Tasse e Mutui congelati per l’emergenza in Abruzzo

Tutti i giornali ne parlano, è stata varata la TREGUA FISCALE per i terremotati dell’Abruzzo, con provvedimenti d’urgenza, firmati dal Consiglio e pubblicati nella Gazzetta Ufficiale n.81.

Primo fra tutti i provvedimenti, c’è la demolizione immediata degli immobili irrecuperabili, e lo stanziamento di una somma pari a trentamilioni di euro destinato alla Protezione Civile per l’emergenza reale delle zone terremotate. Per dar corso ala ricostruzione “che sarà fatta in tempi rapidi” come ha annunciato il premier Silvio Berlusconi, il Governo dà carta bianca ai sindaci, e gruppi di rilevamento con lo scopo dicensire gli edifici pubblici e privati “risultati totalmente o parzialmente inagibili, da demolire perchè non più recuperabili”, demolizione che verrà finanziata dal Fondo della Protezione Civile.

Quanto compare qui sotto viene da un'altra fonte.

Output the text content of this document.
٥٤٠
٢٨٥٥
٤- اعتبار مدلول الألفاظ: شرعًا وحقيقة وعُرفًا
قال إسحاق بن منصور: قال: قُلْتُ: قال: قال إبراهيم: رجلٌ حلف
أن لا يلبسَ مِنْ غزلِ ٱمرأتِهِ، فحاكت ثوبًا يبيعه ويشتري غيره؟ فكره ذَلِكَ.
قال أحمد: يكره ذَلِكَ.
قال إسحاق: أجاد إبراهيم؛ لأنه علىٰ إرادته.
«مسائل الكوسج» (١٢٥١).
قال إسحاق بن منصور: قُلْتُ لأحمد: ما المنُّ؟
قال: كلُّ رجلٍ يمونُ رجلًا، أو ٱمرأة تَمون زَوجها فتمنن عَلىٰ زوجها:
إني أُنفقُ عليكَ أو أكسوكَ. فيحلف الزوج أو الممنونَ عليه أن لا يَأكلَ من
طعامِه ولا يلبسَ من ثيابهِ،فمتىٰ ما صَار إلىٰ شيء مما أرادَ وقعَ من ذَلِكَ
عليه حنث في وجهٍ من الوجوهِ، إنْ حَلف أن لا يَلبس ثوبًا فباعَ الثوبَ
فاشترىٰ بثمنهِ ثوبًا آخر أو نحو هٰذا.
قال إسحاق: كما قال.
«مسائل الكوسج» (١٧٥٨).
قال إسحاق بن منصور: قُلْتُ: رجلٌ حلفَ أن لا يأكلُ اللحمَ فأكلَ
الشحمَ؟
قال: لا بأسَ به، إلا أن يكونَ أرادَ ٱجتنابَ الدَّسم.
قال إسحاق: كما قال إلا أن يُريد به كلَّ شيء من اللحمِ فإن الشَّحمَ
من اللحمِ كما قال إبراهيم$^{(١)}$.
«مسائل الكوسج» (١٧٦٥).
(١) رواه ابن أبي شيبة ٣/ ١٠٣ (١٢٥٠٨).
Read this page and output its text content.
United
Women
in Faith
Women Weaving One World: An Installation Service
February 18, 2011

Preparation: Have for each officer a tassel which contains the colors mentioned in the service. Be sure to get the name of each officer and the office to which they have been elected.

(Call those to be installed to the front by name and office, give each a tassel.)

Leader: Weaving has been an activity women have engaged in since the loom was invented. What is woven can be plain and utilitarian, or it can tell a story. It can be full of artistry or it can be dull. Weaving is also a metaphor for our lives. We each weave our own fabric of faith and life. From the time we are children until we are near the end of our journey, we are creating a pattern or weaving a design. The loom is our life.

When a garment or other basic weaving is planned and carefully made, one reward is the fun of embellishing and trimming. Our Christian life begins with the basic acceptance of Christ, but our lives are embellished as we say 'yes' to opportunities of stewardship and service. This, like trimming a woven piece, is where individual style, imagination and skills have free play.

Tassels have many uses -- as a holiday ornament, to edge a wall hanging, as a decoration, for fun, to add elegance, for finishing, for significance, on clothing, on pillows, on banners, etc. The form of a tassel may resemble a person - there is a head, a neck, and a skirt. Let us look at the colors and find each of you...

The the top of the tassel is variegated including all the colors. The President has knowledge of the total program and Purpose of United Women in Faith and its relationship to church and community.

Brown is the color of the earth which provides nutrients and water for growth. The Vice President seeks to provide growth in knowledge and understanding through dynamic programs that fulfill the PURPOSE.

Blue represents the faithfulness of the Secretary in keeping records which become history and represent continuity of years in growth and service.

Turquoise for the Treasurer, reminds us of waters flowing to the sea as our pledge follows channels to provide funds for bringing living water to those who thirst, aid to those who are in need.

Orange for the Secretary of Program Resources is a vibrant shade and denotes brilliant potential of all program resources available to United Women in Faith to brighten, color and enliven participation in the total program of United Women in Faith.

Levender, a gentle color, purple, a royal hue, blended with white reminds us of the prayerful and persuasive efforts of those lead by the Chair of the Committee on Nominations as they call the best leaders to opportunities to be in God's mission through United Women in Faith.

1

Cassa integrazione anche per chi aveva un lavoro autonomo e sospensione dagli obblighi fiscali per le persone fisiche e giuridiche. Nonchè il congelamento dei mutui e dei crediti, come è già avvenuto per i terremoti del 1990 in Sicilia, del 1997 in Umbria e del 2002 nel Molise.

E dal 5 aprile scorso, il decreto prevede il congelamento fino al 31 dicembre prossimo, dei termini di prescrizione, decadenza, quelli perentori, legali e convenzionali, sostanziali e processuali, previdenziali; sospesi tutti gli obblighi tributari, i termini per i processi esecutivi,  notifica dei verbali, di esecuzione e di pagamento, ricorsi amministrativi e giudiziali.

Inoltre Fraissola ha invitato le Banche a valutare l’ipotesi di non riscuotere le commissioni su bonifici e tutte le altre forme di finanziamento a sostegno dei cittadini dell’Abruzzo. Ubi Banca ha accolto l’iniziativa di Fraissola.